= John Churchill (judge) =

English judge (c. 1620–1685)

Sir John Churchill (c. 1620–1685), Master of the Rolls, was a 17th-century English lawyer and attorney-general. He was the son of Jasper Churchill of London, and grandson of Jasper Churchill of Bradford, Somerset, the great-grandfather of John Churchill, 1st Duke of Marlborough.

He should not be confused with his uncle John Churchill.

== Biography ==
He was admitted a student of Lincoln's Inn on 15 March 1639, and, having been called to the bar in 1647, practised in the Court of Chancery, where he acquired an extensive business. Roger North relates that he 'heard Sir John Churchill, a famous chancery practiser, say, that in his walk from Lincoln's Inn down to the Temple Hall, where (in the Lord Keeper Bridgman's time) causes and motions (out of term) were heard, he had taken with breviates, only for motions and defences for hastening and retarding hearings'. It is to the credit of the Lord Keeper Guilford that he afterwards lopped off this 'limb of the motion practice.' Churchill was knighted on 16 August 1670, and appointed autumn reader at Lincoln's Inn in the same year.

About 1674 he was created a king's counsel and made attorney-general to the Duke of York.

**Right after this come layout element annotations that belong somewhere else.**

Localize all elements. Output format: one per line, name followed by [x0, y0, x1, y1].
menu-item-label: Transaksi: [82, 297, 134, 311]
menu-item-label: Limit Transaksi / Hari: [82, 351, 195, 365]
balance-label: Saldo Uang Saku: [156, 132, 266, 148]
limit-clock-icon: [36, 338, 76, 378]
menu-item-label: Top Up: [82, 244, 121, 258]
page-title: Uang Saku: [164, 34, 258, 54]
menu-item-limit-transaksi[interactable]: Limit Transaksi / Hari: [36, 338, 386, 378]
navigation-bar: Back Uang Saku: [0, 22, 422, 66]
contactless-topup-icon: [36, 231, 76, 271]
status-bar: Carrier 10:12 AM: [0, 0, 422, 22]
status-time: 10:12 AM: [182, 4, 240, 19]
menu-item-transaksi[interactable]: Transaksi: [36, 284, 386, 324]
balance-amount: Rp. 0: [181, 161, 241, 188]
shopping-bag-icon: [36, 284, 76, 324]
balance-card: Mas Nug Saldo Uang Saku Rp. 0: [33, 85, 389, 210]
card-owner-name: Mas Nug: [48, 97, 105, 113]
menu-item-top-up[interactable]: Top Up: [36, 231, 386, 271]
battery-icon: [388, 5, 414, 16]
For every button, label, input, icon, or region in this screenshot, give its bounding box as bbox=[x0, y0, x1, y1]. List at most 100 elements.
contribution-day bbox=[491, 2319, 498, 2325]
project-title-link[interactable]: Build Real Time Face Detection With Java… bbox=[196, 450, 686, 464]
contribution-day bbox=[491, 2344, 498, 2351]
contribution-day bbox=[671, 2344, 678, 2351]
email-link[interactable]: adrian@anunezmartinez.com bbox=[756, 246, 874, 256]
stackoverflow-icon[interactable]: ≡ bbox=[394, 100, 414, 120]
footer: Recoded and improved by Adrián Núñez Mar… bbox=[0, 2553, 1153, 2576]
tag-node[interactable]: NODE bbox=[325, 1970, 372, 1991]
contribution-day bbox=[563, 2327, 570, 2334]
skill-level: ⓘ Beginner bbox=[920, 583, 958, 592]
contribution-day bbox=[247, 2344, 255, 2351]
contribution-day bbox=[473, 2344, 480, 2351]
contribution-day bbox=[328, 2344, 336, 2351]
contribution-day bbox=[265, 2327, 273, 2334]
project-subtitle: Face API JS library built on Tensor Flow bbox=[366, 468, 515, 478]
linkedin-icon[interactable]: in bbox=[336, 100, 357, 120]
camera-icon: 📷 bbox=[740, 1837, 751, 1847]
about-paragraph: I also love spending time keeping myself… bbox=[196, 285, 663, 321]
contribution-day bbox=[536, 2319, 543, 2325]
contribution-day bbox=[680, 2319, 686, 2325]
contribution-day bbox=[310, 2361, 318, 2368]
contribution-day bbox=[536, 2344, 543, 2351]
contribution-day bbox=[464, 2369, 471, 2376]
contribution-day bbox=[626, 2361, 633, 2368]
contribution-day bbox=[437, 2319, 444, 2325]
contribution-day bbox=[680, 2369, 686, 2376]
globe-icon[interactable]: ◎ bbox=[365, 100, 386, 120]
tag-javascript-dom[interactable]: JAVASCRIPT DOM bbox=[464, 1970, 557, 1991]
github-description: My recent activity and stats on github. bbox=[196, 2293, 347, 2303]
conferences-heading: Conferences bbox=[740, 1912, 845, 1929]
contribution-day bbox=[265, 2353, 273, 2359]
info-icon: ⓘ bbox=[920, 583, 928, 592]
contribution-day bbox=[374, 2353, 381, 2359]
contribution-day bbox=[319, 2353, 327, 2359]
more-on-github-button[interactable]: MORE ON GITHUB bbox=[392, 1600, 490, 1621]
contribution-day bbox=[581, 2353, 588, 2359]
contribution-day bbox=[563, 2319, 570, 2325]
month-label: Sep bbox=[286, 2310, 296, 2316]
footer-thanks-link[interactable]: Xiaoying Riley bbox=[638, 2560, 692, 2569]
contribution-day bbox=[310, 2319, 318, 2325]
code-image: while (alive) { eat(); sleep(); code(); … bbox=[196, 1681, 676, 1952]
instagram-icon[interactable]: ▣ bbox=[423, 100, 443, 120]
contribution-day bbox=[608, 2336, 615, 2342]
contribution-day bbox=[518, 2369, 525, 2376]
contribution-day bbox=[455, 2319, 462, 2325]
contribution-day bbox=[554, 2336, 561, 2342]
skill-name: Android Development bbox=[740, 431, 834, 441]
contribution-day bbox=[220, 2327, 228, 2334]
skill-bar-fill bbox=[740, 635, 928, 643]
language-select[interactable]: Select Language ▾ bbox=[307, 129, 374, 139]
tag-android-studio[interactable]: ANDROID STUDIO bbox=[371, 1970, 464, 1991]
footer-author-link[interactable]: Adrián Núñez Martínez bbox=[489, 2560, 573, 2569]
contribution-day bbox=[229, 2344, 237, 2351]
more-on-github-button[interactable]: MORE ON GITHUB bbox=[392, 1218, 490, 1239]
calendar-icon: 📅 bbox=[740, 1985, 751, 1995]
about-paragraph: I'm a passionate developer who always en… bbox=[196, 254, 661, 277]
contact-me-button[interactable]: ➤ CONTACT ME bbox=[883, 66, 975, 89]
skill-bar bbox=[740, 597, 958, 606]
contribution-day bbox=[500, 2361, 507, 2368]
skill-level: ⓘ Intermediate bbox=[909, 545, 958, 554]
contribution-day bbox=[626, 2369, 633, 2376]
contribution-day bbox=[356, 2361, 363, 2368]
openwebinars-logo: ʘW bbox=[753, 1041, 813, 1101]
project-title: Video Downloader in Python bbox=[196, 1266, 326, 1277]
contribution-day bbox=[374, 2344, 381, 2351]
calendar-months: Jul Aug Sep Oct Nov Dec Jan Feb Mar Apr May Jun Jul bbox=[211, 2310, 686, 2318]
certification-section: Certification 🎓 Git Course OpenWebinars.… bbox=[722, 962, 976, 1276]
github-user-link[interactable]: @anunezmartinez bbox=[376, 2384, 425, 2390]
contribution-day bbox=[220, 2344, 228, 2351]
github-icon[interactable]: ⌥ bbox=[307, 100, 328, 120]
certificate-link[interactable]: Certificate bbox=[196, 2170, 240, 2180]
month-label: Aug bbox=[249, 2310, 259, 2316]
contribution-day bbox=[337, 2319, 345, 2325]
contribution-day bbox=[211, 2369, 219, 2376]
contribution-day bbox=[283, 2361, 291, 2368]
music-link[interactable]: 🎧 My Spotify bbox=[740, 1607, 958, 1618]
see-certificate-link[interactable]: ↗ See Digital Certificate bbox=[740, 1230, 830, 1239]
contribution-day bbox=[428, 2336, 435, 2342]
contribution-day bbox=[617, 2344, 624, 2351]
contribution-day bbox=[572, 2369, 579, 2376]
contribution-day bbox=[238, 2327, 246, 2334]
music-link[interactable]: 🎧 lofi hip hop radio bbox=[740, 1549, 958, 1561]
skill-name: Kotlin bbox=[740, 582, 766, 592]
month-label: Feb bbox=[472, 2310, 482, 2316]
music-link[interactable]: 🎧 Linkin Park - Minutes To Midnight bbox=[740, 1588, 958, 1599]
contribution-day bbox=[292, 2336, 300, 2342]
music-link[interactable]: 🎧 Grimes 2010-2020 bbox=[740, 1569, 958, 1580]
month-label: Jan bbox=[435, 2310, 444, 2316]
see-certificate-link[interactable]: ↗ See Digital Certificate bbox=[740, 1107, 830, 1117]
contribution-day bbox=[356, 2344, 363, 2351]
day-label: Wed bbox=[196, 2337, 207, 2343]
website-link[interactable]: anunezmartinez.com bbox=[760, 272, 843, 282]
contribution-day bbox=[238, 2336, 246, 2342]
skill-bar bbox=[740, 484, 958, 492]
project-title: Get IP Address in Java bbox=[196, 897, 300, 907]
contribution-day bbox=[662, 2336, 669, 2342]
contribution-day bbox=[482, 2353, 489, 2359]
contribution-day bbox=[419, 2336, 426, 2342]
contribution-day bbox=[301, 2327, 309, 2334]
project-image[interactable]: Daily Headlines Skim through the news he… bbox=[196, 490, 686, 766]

In May 1675 he was appointed by the House of Lords senior counsel for Sir Nicholas Crispe on his appeal from a chancery decree in favour of Thomas Dalmahoy, a member of the House of Commons. This was considered a breach of privilege by the commons, being in contravention of the resolution which it had recently passed, to the effect that ‘whosoever shall appear at the bar of the House of Lords, to prosecute any suit against any member of this house, shall be deemed a breaker and infringer of the rights and privileges of this house.’ On 1 June 1675 Churchill and the three other counsel who had appeared on behalf of Crispe were, by the order of the House of Commons, taken into custody by the serjeant-at-arms. After they had been released by the order of the House of Lords, it was resolved by the House of Commons on the 4th, by 152 to 147, that Sir John Churchill ‘should be sent to the Tower for his breach of privilege and contempt of the authority of this house,’ whereupon he was seized by the serjeant-at-arms while within the bar of the court of chancery, and committed to the Tower. The quarrel between the two houses was at length put an end to by the prorogation of parliament by the king on 9 June, when Churchill was immediately released. In 1683 he was chosen Recorder of Bristol, in the room of Sir Thomas Atkins, and on 12 Jan. 1685 he succeeded Sir Harbottle Grimston as Master of the Rolls. In March 1685 he was elected member for Bristol, and he died during the succeeding summer vacation. He was buried on 11 October 1685 at Churchill, Somerset.

== Personal life ==
He married Susan, daughter of Edmund Prideaux, by whom he left four daughters. The manor of Churchill in Somerset, which he purchased from Richard Jennyns, was sold soon after his death for the payment of his debts.